How do you find words to describe a city that is two thousand years old? Where spirituality mingles with revulsion. Where the engorged Ganges river floods homes of gentle sweet people trying to survive. Where streets are filthy with garbage, enormous cows stand motionless for hours and tuktuks spewing exhaust fumes pollute the air. And where a dark-skinned low caste man like Pramod Sahani is able to laugh when he talks to us about the dreadful living circumstances of him and his family.
One day in this city has brought up every emotion for me. There were times I felt like throwing up at the stench and disgust and at the same time wanting to weep with the enormity and overwhelming feelings from the inspirational sights and sounds.
We started the day in a coffee shop with Pramod, a new friend who was introduced to us by a mutual friend in Thailand, and ended it on the river Ganges, sitting on a makeshift wooden boat alongside floating garbage and a rat which made its way across the rope to our vessel.

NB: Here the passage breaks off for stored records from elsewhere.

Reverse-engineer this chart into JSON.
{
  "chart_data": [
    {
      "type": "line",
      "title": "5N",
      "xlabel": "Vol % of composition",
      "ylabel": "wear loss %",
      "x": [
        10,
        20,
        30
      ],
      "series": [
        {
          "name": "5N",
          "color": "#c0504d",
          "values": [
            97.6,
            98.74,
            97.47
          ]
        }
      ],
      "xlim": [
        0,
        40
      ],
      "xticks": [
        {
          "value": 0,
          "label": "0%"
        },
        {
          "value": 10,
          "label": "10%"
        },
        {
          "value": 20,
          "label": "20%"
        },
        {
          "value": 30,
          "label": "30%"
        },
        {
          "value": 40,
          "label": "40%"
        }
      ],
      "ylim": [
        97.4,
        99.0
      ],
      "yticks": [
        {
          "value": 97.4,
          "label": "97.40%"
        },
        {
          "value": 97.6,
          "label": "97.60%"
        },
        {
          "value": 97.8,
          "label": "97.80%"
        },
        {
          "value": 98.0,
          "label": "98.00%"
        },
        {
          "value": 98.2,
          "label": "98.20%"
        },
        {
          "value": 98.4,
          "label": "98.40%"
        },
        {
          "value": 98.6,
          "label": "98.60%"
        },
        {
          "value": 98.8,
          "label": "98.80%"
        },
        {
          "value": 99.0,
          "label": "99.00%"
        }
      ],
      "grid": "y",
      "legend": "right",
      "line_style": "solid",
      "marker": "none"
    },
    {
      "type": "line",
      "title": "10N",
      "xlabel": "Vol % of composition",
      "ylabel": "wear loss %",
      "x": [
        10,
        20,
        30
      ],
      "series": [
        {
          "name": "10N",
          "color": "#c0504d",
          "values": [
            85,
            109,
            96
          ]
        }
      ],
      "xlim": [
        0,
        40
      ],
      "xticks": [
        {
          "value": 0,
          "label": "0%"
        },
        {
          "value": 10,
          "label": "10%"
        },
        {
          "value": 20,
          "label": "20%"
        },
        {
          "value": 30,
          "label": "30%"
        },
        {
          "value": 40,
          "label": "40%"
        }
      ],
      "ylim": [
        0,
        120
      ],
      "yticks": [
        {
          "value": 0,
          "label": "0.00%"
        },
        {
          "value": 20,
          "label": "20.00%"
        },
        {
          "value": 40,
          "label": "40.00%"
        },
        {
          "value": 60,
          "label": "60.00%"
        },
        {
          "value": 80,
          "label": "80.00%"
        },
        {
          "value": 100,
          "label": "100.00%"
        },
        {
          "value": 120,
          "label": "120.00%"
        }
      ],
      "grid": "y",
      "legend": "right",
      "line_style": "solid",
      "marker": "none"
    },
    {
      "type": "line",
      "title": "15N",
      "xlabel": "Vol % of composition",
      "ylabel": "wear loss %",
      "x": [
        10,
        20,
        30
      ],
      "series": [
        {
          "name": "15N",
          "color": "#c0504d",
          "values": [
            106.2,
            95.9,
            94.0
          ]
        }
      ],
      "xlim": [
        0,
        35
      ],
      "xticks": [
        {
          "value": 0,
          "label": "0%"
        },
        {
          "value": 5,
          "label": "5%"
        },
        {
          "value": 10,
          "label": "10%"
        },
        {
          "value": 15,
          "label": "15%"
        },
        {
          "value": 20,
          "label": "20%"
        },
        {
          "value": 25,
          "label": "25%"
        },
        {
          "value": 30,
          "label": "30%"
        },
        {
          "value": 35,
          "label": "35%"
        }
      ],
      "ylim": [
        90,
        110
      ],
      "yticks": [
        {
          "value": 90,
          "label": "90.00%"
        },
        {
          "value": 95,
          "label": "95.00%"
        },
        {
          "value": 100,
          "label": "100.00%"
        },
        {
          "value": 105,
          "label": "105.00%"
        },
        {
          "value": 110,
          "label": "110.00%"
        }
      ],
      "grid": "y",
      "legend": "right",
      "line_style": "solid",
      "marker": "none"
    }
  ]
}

It was just the three of us – along with a young fellow named Babu, who’d decided to tag along – and what began as a disgusting wade through knee-deep raw sewage turned into an hour unlike any I’ve ever known. Smoke and incense rose from the burning urns which were whirled in the air by the Brahmins on the rooftop next to us, and the hypnotic vibration of the drums drew me into a meditational state.
Alongside our boat, a reed thin dark skinned Indian with a long grey beard and draped in bright orange robes clambered from vessel to vessel till he reached a house which was half submerged, and two men hauled bucket after bucketful of black polluted water from inside their boats.
There was nobody else in sight. The immense crowds on the road had faded into the distance as we sat on the dark river and watched fire light up the night sky and rose petals being flung into the black water.
An hour later it was over. We waded back through the water – Pramod holding my hand, watching carefully that we were safe – and we mingled with the heaving mass of people packing the winding streets on foot, moto, tuktuk and bicycle.
It was one night. A night like every other in Varanasi –where rain, flood, famine and death hold hands in a dance of life, and will continue to do so for centuries to come.
For me, it was a night that will live in my memory for a lifetime and I know this jumble of wondrous, disgusting, beautiful, filthy, gentle and distressing images will remain vivid, sensual and indelible forever.